A Comprehensive Guide About Moving on From O-Level to Polytechnic

The GCE O level examinations will be taken by all students in express stream (except for schools where students are exempted, including IP and IB schools). It serves as an important check point for progress as well. This is probably the reason why students stress over the fact that they need to perform well in their examination in order to set themselves on the “right path”. In fact, there is no right or wrong because there are so many options available for Singapore students to go for; what’s most important is to be aware of the options.

Source: khaleejtimes.com


Students will receive a final score for their O levels based on the grades that they get. They will automatically receive the minimum possible score that fulfills the L1R5 criteria (1 language and 5 other subjects) and may subtract more points based on CCA performance and for some students based on higher mother tongue grade.

This final score will determine the polytechnics that the students will be eligible to go to. After receiving their Cambridge O level score, students will be able to choose from the different polytechnics and each of them will have their own cut off point to accept students. The aggregate score provided by the school should only be used as a guide as even if students have higher points than required, they may still get into the course based on how popular it is. 


Students will have to meet certain requirements to take up a course from O level to Polytechnic. This is called the Minimum Entry Requirements and will be dependent on what course the students are aiming to take. However, this process is made easier for students by providing them with a list of what courses they qualify for when they get their O level results.

The aggregate score calculation for polytechnic will be slightly different depending on the course that the student is applying for.

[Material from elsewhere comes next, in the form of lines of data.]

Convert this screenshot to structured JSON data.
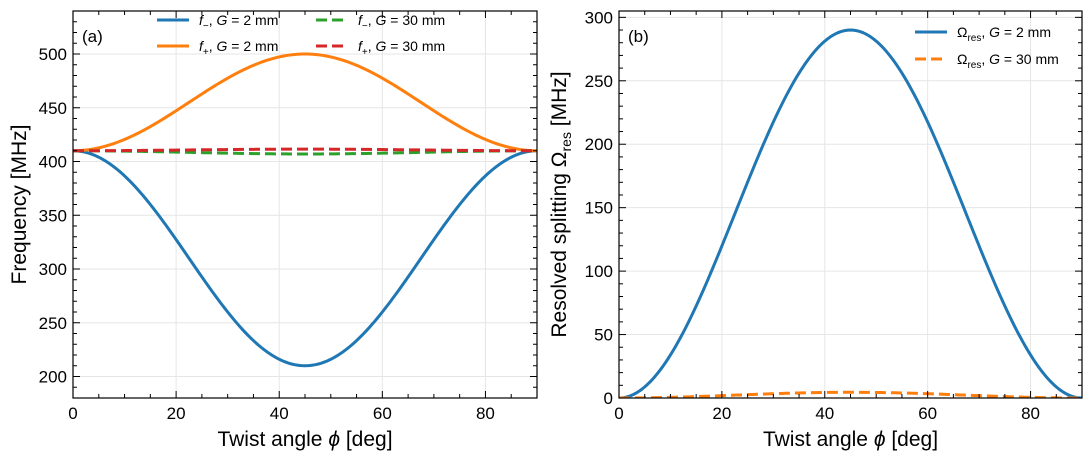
{
  "chart_data": [
    {
      "type": "line",
      "panel_label": "(a)",
      "xlabel": "Twist angle ϕ [deg]",
      "ylabel": "Frequency [MHz]",
      "xlim": [
        0,
        90
      ],
      "ylim": [
        180,
        540
      ],
      "xticks": [
        0,
        20,
        40,
        60,
        80
      ],
      "yticks": [
        200,
        250,
        300,
        350,
        400,
        450,
        500
      ],
      "grid": true,
      "legend_position": "top-center",
      "legend_columns": 2,
      "series": [
        {
          "name": "f−, G = 2 mm",
          "legend": {
            "var": "f",
            "sub": "−",
            "rest": ", G = 2 mm"
          },
          "color": "#1f77b4",
          "style": "solid",
          "shape": "sin2",
          "base": 410,
          "amplitude": -200
        },
        {
          "name": "f+, G = 2 mm",
          "legend": {
            "var": "f",
            "sub": "+",
            "rest": ", G = 2 mm"
          },
          "color": "#ff7f0e",
          "style": "solid",
          "shape": "sin2",
          "base": 410,
          "amplitude": 90
        },
        {
          "name": "f−, G = 30 mm",
          "legend": {
            "var": "f",
            "sub": "−",
            "rest": ", G = 30 mm"
          },
          "color": "#2ca02c",
          "style": "dashed",
          "shape": "sin2",
          "base": 410,
          "amplitude": -3
        },
        {
          "name": "f+, G = 30 mm",
          "legend": {
            "var": "f",
            "sub": "+",
            "rest": ", G = 30 mm"
          },
          "color": "#d62728",
          "style": "dashed",
          "shape": "sin2",
          "base": 410,
          "amplitude": 1.5
        }
      ]
    },
    {
      "type": "line",
      "panel_label": "(b)",
      "xlabel": "Twist angle ϕ [deg]",
      "ylabel": "Resolved splitting Ωres [MHz]",
      "ylabel_parts": {
        "prefix": "Resolved splitting Ω",
        "sub": "res",
        "suffix": " [MHz]"
      },
      "xlim": [
        0,
        90
      ],
      "ylim": [
        0,
        305
      ],
      "xticks": [
        0,
        20,
        40,
        60,
        80
      ],
      "yticks": [
        0,
        50,
        100,
        150,
        200,
        250,
        300
      ],
      "grid": true,
      "legend_position": "top-right",
      "legend_columns": 1,
      "series": [
        {
          "name": "Ωres, G = 2 mm",
          "legend": {
            "var": "Ω",
            "sub": "res",
            "rest": ", G = 2 mm"
          },
          "color": "#1f77b4",
          "style": "solid",
          "shape": "sin2",
          "base": 0,
          "amplitude": 290
        },
        {
          "name": "Ωres, G = 30 mm",
          "legend": {
            "var": "Ω",
            "sub": "res",
            "rest": ", G = 30 mm"
          },
          "color": "#ff7f0e",
          "style": "dashed",
          "shape": "sin2",
          "base": 0,
          "amplitude": 4.5
        }
      ]
    }
  ]
}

The calculation of the score follows ELR2B2 format which is English, 2 relevant subjects (which depend on the course) and 2 best subjects. 


Students will be given 12 choices for what courses they want to enrol in. For the first few choices, students should put courses in which they are very interested in but do not meet the cut-off point (if such courses exist; if the student meets the cut off for all the courses that they want to go then they can go straight to the second step). This is so that if the students get a bit lucky, they can get into the course that they really want. Followed by that, their next few choices should be courses in which they still have interest but are able to meet the cut-off point. This is a backup plan in case they get rejected from their main courses that they are interested in.

Finally, their last few choices should be courses in which they may not necessarily be interested in but are ones in which they can definitely enroll in (the cut-off point is a few points higher than what they obtain). By following this guide students will be able to maximize their chances of getting a course that they actually want to get into.